Traceback (most recent call last):
File "/home/axoren1/SmokingDataProject/Rotation Test.py", line 40, in <module>
dJ = T.grad((R(n, t) - R(n, angles)).norm(2), t)
File "/usr/local/lib/python2.7/dist-packages/theano/gradient.py", line 529, in grad
handle_disconnected(elem)
File "/usr/local/lib/python2.7/dist-packages/theano/gradient.py", line 516, in handle_disconnected
raise DisconnectedInputError(message)
theano.gradient.DisconnectedInputError: grad method was asked to compute the gradient with respect to a variable that is not part of the computational graph of the cost, or is used only by a non-differentiable operator: Theta
What does this mean? Below is my code an an explanation for why I think this error is vacuous.
import numpy as np
import theano
import theano.tensor as T
import theano.tensor.nlinalg as Tn
n = 5
angles = 2 * np.pi * np.random.rand(n, 1)
def R(n, angles):
sines = T.sin(angles)
cosines = T.cos(angles)
def r(i, j):
sign = -1 * -1 ** ((i + j) % 2)
c = cosines[i - 1] * cosines[j]
s = T.prod(sines[i:j])
return sign * c * s
R = T.zeros((n, n))
for i in range(n):
for j in range(i, n):
T.inc_subtensor(R[i:i+1][j:j+1], r(i, j))
for i in range(0, n - 1):
T.inc_subtensor(R[i+1:i+2][i:i+1], sines[i])
return R
guess = np.random.rand(n, 1)
t = T.vector("Theta")
for i in range(100):
J = (R(n, t) - R(n, angles)).norm(2)
dJ = T.grad((R(n, t) - R(n, angles)).norm(2), t)

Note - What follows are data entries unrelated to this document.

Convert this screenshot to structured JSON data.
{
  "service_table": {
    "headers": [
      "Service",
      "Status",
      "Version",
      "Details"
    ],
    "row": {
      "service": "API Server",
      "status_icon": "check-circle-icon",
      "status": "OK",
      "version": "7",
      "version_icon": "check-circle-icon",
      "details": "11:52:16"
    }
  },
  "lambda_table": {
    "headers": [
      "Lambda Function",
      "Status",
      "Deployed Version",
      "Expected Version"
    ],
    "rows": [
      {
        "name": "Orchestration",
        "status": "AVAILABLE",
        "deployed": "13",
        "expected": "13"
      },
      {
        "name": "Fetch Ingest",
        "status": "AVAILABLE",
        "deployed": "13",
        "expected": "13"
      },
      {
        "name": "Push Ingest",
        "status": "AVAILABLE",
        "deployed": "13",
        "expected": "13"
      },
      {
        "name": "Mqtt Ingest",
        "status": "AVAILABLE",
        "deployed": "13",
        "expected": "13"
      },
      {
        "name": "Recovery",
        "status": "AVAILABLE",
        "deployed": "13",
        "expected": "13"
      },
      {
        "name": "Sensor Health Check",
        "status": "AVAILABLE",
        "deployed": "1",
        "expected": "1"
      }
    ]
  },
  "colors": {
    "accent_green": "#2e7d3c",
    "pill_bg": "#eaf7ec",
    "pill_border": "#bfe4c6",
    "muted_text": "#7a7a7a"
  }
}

guess -= dJ.eval({t:guess})
print J.eval({t:guess}), guess
As you can see, the Theta
node is defined and used by the cost function. I don't see how the function R
is discontinuous at all. Why is this breaking?
The problem is that you need to assign the result of the inc_subtensor
calls back to R
.
Instead of
T.inc_subtensor(R[i:i+1][j:j+1], r(i, j))
and
T.inc_subtensor(R[i+1:i+2][i:i+1], sines[i])
use
R = T.inc_subtensor(R[i:i+1][j:j+1], r(i, j))
and
R = T.inc_subtensor(R[i+1:i+2][i:i+1], sines[i])
inc_subtensor
is a symbolic operation that returns an object representing the symbolic result of incrementing the provided subtensor by the provided value.